Alex Rodriguez - Miami
The controversial A-Rod was technically born in New York, but grew up in Miami and is inexorably connected to the community, most notably beginning with his historic career at Westminster Christian School. Following heavy recruitment both as a quarterback and shortstop by the University of Miami, A-Rod chose to enter the 1993 amateur draft at age 17, where he'd be selected first overall by the Seattle Mariners. His professional career was as polarizing as they come - at one point threatening the all-time home run record based on the trajectory, he was on. Alex Rodriguez was a 14-time All-Star, 5-time American League home run leader, 10-time Silver Slugger, 3-time AL MVP, and 2009 World Series Champion.
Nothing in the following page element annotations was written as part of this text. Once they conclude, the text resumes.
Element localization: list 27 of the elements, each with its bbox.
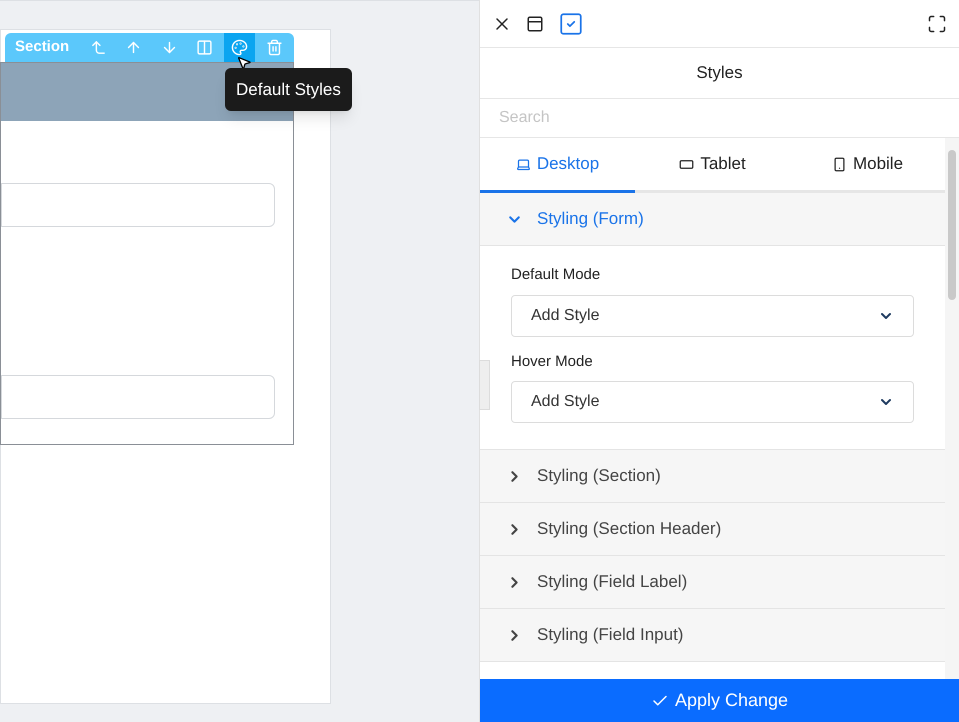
apply-button[interactable]: Apply Change — [480, 679, 959, 722]
accordion-header[interactable]: Styling (Section) — [480, 450, 945, 503]
style-select[interactable]: Add Style — [511, 381, 914, 423]
toolbar-button[interactable] — [224, 33, 255, 62]
panel-icon[interactable] — [526, 14, 544, 32]
panel-title: Styles — [696, 62, 743, 84]
columns-icon — [196, 39, 213, 56]
accordion-header[interactable]: Styling (Form) — [480, 193, 945, 246]
checkbox-icon[interactable] — [558, 10, 584, 36]
field-label: Default Mode — [511, 265, 602, 285]
accordion-header[interactable]: Styling (Field Input) — [480, 609, 945, 662]
accordion-header[interactable]: Styling (Section Header) — [480, 503, 945, 556]
search-field[interactable]: Search — [480, 98, 959, 138]
accordion-header[interactable]: Styling (Field Label) — [480, 556, 945, 609]
input-field[interactable] — [1, 183, 275, 227]
move-top-icon — [90, 39, 108, 56]
toolbar-label: Section — [15, 37, 70, 58]
laptop-icon — [516, 156, 531, 172]
palette-icon — [230, 39, 248, 56]
phone-icon — [832, 156, 847, 172]
tooltip: Default Styles — [225, 68, 352, 111]
trash-icon — [266, 39, 283, 56]
input-field[interactable] — [1, 375, 275, 419]
field-label: Hover Mode — [511, 352, 594, 372]
resize-handle[interactable] — [479, 360, 490, 410]
fullscreen-icon[interactable] — [927, 14, 947, 34]
style-select[interactable]: Add Style — [511, 294, 914, 336]
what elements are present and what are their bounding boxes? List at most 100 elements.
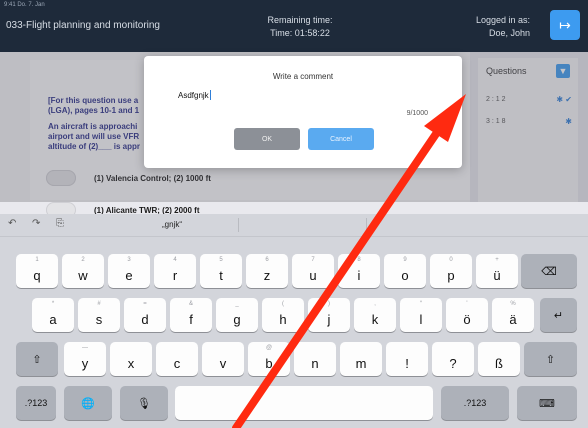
shift-icon: ⇧ [545,353,556,366]
key-alt-label: @ [265,345,273,351]
space-bar[interactable] [175,386,433,420]
key-alt-label: 8 [357,257,361,263]
comment-input-value: Asdfgnjk [178,91,209,100]
key-row1-8[interactable]: 9o [384,254,426,288]
key-row3-2[interactable]: c [156,342,198,376]
shift-key-left[interactable]: ⇧ [16,342,58,376]
suggestion-divider [366,218,367,232]
key-row1-0[interactable]: 1q [16,254,58,288]
globe-key[interactable]: 🌐 [64,386,112,420]
key-row2-5[interactable]: (h [262,298,304,332]
key-row2-9[interactable]: ' ö [446,298,488,332]
key-label: ü [493,268,501,283]
key-row2-1[interactable]: # s [78,298,120,332]
key-row2-3[interactable]: & f [170,298,212,332]
key-row1-7[interactable]: 8i [338,254,380,288]
key-label: q [33,268,41,283]
key-label: ? [449,356,457,371]
key-label: ! [405,356,409,371]
dialog-title: Write a comment [272,72,334,81]
key-label: j [327,312,331,327]
return-icon: ↵ [553,309,564,322]
key-row2-10[interactable]: % ä [492,298,534,332]
key-alt-label: 9 [403,257,407,263]
key-row3-8[interactable]: ? [432,342,474,376]
key-row3-0[interactable]: — y [64,342,106,376]
key-row1-1[interactable]: 2w [62,254,104,288]
key-label: n [311,356,319,371]
key-alt-label: 5 [219,257,223,263]
globe-icon: 🌐 [81,397,95,410]
delete-key[interactable]: ⌫ [521,254,577,288]
logout-button[interactable]: ↦ [550,10,580,40]
suggestion-word[interactable]: „gnjk“ [162,220,182,229]
undo-icon[interactable]: ↶ [8,218,16,229]
key-alt-label: 7 [311,257,315,263]
remaining-value: Time: 01:58:22 [270,28,330,38]
redo-icon[interactable]: ↷ [32,218,40,229]
clipboard-icon[interactable]: ⎘ [56,218,64,229]
cancel-button[interactable]: Cancel [308,128,374,150]
key-row2-6[interactable]: ) j [308,298,350,332]
key-row3-5[interactable]: n [294,342,336,376]
key-row2-8[interactable]: “l [400,298,442,332]
key-row1-3[interactable]: 4r [154,254,196,288]
key-row1-9[interactable]: 0p [430,254,472,288]
key-row3-4[interactable]: @ b [248,342,290,376]
key-label: p [447,268,455,283]
dictation-key[interactable]: 🎙 [120,386,168,420]
key-label: s [95,312,103,327]
key-label: a [49,312,57,327]
key-row1-4[interactable]: 5t [200,254,242,288]
key-alt-label: ‚ [374,301,376,307]
numbers-key-right[interactable]: .?123 [441,386,509,420]
key-label: l [419,312,423,327]
key-label: i [357,268,361,283]
hide-keyboard-key[interactable]: ⌨ [517,386,577,420]
key-row2-7[interactable]: ‚ k [354,298,396,332]
numbers-key-left[interactable]: .?123 [16,386,56,420]
comment-input[interactable]: Asdfgnjk [178,90,211,100]
return-key[interactable]: ↵ [540,298,577,332]
key-label: e [125,268,133,283]
app-title: 033-Flight planning and monitoring [6,20,160,31]
key-label: ä [509,312,517,327]
shift-icon: ⇧ [32,353,42,366]
key-row3-9[interactable]: ß [478,342,520,376]
key-row3-6[interactable]: m [340,342,382,376]
key-label: k [371,312,379,327]
key-alt-label: 2 [81,257,85,263]
character-counter: 9/1000 [406,110,428,117]
ok-button[interactable]: OK [234,128,300,150]
comment-dialog: Write a comment Asdfgnjk 9/1000 OK Cance… [144,56,462,168]
key-label: o [401,268,409,283]
key-alt-label: 6 [265,257,269,263]
key-label: r [172,268,178,283]
key-row3-1[interactable]: x [110,342,152,376]
remaining-label: Remaining time: [267,15,333,25]
key-row1-10[interactable]: + ü [476,254,518,288]
key-row2-4[interactable]: _ g [216,298,258,332]
key-alt-label: 0 [449,257,453,263]
app-header: 9:41 Do. 7. Jan 033-Flight planning and … [0,0,588,52]
key-label: g [233,312,241,327]
key-row2-0[interactable]: * a [32,298,74,332]
text-cursor [209,90,211,100]
key-label: v [219,356,227,371]
key-alt-label: = [143,301,147,307]
key-label: c [173,356,181,371]
key-row1-6[interactable]: 7u [292,254,334,288]
key-row3-7[interactable]: ! [386,342,428,376]
key-label: t [219,268,223,283]
backspace-icon: ⌫ [541,265,557,278]
key-alt-label: — [82,345,88,351]
key-label: y [81,356,89,371]
key-label: d [141,312,149,327]
key-row3-3[interactable]: v [202,342,244,376]
shift-key-right[interactable]: ⇧ [524,342,577,376]
key-row1-5[interactable]: 6z [246,254,288,288]
key-row1-2[interactable]: 3e [108,254,150,288]
logged-label: Logged in as: [475,15,530,25]
key-label: m [355,356,367,371]
key-row2-2[interactable]: = d [124,298,166,332]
Despite his many, many awards and recognitions, Rodriguez will forever be connected to the Balco scandal, which saw him receive a record suspension of 211 games, later rescinded to 162. Despite his numerous criticisms, and very public relationship with J-Lo, A-Rod represents one of the final names in the historic "Steroid Era' of Major League Baseball, and is undeniably a legendary Florida athlete regardless of the opinions some may share.